The Rosalind Franklin of a year after the discovery of DNA was not a wounded and bitter woman unable to forget slights of the past. She was a successful and universally respected scientist at the very top of her game, doing precisely what she wanted to do. Unlike the vast majority of other researchers, she was not a university lecturer or attached to a private research institute - neither of those career paths interested her because she saw both as taking away from the purity of her work. Leaving King's, life was suddenly and fully as good as it had been back in Paris, and scientifically even better. Franklin was poised to become the world expert on viral structures.



A pair of cysts growing on her ovaries ensured that would not be the case. She began feeling abdominal pains while on tour in America and, upon her return, she had to have all of one and part of the other ovary removed, to be followed by a later full hysterectomy. That gave her time, but the cancer returned and Franklin underwent experimental chemotherapy treatment to try and fight the disease long enough to finish her work. Some days she was so weak that she had to physically crawl up the steps from her basement laboratory to her office, refusing all offers of assistance. She kept her illness to herself for as long as she could, continuing to carry out her experiments so long as she had the energy to stand, gearing her lab up for a study of polio virus structure that she would not live to see completed, spending her spare time with the Crick family (she, Watson, and Crick had long since buried the hatchet on whatever animosity there might once have been) or with her brothers, who were sensible enough not to keep asking about her health.
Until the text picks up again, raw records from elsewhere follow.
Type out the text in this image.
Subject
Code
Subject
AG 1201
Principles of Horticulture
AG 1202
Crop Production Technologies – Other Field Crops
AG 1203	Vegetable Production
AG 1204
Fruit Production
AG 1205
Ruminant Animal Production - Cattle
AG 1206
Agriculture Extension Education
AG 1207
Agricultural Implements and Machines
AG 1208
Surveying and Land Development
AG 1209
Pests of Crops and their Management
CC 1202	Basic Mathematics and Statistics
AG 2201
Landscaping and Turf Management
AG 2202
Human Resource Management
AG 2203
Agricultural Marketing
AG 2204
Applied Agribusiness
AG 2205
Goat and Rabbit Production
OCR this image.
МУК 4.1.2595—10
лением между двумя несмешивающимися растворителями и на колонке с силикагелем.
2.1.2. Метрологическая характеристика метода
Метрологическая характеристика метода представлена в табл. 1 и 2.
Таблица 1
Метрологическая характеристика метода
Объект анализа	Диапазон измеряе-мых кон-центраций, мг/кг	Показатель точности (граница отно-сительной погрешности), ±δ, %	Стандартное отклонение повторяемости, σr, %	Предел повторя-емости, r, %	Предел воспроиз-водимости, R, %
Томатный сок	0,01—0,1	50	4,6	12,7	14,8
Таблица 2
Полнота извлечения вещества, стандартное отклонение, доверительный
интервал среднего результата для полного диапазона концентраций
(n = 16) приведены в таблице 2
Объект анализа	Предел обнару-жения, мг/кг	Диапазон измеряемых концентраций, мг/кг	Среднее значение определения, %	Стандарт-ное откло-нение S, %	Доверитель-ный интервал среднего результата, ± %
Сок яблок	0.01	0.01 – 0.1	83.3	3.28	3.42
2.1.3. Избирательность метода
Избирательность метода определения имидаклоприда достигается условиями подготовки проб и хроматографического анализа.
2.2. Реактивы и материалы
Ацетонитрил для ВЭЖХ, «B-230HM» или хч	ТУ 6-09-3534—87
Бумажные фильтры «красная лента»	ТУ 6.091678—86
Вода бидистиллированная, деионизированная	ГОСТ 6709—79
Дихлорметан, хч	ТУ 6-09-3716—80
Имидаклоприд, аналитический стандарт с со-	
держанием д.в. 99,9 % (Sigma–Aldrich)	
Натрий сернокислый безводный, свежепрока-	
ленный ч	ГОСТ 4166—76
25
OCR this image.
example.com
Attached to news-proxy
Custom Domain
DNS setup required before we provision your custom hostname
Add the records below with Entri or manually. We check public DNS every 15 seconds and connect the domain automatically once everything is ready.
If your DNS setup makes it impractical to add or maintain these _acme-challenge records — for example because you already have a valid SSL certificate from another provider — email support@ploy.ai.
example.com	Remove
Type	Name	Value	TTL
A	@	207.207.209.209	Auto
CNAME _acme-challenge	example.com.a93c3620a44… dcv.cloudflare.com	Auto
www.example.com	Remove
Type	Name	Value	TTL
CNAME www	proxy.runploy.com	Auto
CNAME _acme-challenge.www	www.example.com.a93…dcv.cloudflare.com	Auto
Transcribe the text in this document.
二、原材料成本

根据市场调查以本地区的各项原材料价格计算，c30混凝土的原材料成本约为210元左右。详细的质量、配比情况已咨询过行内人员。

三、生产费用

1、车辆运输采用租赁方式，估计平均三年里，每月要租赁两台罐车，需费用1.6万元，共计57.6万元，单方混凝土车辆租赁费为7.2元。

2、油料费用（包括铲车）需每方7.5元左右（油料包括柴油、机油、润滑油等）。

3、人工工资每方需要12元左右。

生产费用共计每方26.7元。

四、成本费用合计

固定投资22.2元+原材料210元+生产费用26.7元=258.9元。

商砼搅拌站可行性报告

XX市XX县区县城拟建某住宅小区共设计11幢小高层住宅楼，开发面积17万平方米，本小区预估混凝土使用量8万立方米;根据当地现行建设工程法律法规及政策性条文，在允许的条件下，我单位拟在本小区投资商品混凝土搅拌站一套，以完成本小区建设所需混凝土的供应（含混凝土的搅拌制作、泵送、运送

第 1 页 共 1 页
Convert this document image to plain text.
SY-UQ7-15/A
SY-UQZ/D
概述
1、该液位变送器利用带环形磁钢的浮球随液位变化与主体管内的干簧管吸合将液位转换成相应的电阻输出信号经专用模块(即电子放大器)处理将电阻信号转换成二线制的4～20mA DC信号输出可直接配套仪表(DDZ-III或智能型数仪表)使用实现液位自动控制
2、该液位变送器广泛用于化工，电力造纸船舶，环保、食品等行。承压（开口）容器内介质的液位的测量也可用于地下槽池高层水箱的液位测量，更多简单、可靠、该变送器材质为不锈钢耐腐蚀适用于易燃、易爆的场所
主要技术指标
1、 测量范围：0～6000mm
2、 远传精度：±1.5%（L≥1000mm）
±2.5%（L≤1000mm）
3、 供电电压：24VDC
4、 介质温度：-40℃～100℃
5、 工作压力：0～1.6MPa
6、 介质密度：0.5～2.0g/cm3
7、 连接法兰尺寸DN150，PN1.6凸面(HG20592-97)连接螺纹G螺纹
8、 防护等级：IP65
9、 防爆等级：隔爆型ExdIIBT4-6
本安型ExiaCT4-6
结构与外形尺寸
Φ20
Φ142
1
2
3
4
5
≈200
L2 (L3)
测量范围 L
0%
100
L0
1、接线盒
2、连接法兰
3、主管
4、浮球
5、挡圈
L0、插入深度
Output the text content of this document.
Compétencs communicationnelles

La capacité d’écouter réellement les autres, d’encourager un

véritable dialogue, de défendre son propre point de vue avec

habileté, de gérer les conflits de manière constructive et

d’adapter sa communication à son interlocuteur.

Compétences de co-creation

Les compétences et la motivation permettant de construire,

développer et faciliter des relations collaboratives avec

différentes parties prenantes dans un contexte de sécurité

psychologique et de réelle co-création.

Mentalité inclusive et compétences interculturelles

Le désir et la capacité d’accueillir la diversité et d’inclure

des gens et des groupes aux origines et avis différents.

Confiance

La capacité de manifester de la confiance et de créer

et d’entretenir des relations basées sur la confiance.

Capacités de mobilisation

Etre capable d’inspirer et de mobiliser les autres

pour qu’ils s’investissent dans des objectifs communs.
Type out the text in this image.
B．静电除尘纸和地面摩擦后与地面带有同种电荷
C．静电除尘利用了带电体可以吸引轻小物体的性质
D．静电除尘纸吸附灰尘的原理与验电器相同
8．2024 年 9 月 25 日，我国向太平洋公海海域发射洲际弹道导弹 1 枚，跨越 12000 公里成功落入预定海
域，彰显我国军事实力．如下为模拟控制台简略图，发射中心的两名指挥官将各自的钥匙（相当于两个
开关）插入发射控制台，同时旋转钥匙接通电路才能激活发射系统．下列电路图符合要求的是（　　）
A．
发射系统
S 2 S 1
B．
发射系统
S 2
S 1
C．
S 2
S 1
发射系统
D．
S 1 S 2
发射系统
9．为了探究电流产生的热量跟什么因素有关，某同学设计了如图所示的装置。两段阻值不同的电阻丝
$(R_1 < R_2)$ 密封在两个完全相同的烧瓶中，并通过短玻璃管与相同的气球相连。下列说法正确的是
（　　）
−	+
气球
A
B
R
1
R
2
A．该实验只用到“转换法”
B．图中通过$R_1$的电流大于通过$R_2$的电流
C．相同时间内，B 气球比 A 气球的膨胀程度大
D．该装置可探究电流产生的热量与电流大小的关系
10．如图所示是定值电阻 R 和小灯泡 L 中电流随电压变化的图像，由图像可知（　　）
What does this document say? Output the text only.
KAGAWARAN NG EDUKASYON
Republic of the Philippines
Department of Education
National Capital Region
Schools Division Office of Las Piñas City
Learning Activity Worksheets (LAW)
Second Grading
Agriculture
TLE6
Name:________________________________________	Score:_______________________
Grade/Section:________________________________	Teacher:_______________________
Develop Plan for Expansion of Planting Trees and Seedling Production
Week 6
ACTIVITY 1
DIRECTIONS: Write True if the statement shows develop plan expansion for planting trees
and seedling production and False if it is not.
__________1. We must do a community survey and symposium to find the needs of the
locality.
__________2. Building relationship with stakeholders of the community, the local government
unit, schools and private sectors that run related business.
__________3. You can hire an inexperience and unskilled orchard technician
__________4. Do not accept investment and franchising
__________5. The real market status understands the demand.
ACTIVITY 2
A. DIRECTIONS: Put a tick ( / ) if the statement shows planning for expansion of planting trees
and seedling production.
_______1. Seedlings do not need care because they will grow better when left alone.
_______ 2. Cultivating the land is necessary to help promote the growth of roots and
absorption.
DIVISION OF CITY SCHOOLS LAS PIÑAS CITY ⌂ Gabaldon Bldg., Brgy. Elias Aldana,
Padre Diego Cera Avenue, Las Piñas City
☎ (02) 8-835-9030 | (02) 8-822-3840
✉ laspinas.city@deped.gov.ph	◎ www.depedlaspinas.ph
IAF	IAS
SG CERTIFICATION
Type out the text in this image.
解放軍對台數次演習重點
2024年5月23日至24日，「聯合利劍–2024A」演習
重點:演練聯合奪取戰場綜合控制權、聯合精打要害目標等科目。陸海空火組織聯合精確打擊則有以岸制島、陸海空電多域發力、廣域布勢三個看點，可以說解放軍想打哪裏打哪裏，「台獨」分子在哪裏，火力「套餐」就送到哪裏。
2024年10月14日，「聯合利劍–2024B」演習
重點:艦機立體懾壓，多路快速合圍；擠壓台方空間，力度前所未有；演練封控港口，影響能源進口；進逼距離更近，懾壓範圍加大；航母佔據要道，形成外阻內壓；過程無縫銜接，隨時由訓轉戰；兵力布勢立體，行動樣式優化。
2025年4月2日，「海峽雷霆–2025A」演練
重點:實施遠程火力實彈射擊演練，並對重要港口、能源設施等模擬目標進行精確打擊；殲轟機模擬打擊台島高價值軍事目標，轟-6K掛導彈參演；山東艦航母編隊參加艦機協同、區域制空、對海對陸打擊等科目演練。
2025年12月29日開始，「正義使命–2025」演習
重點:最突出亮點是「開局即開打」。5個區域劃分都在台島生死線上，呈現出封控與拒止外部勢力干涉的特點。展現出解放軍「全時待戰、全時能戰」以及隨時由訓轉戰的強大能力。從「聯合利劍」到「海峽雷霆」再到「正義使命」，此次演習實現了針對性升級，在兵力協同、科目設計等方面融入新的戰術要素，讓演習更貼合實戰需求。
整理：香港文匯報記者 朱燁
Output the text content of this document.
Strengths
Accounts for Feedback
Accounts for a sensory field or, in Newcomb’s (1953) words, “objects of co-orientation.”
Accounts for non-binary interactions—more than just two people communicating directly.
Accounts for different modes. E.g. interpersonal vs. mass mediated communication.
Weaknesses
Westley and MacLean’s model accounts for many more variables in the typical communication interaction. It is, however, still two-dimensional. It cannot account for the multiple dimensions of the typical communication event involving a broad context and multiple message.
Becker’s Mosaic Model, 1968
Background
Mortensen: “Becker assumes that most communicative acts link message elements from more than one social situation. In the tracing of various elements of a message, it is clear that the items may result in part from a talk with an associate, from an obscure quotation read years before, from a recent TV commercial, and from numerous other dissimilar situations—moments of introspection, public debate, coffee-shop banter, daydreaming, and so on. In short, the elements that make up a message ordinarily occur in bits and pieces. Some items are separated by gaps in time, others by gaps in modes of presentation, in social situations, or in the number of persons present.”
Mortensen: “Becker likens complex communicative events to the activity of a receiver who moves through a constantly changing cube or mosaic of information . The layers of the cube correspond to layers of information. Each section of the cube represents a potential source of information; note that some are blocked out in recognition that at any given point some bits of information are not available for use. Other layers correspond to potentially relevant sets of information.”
She died in a hospital bed in 1958, her body wasted away from the disease, the treatment, and the heroin she'd been given to cope with the pain, and her mind in a fog of hallucinations about Klug, the lab, and the work that had shaped her brief, brilliant life.


FURTHER READING:


Brenda Maddox's Rosalind Franklin: The Dark Lady of DNA is my favorite book about Franklin, and is in my top five scientific biographies ever. It eschews raking up drama and outrage where Franklin felt none, and focuses on how much happiness and first-caliber work she was able to do once she left the poisonous atmosphere of King's College.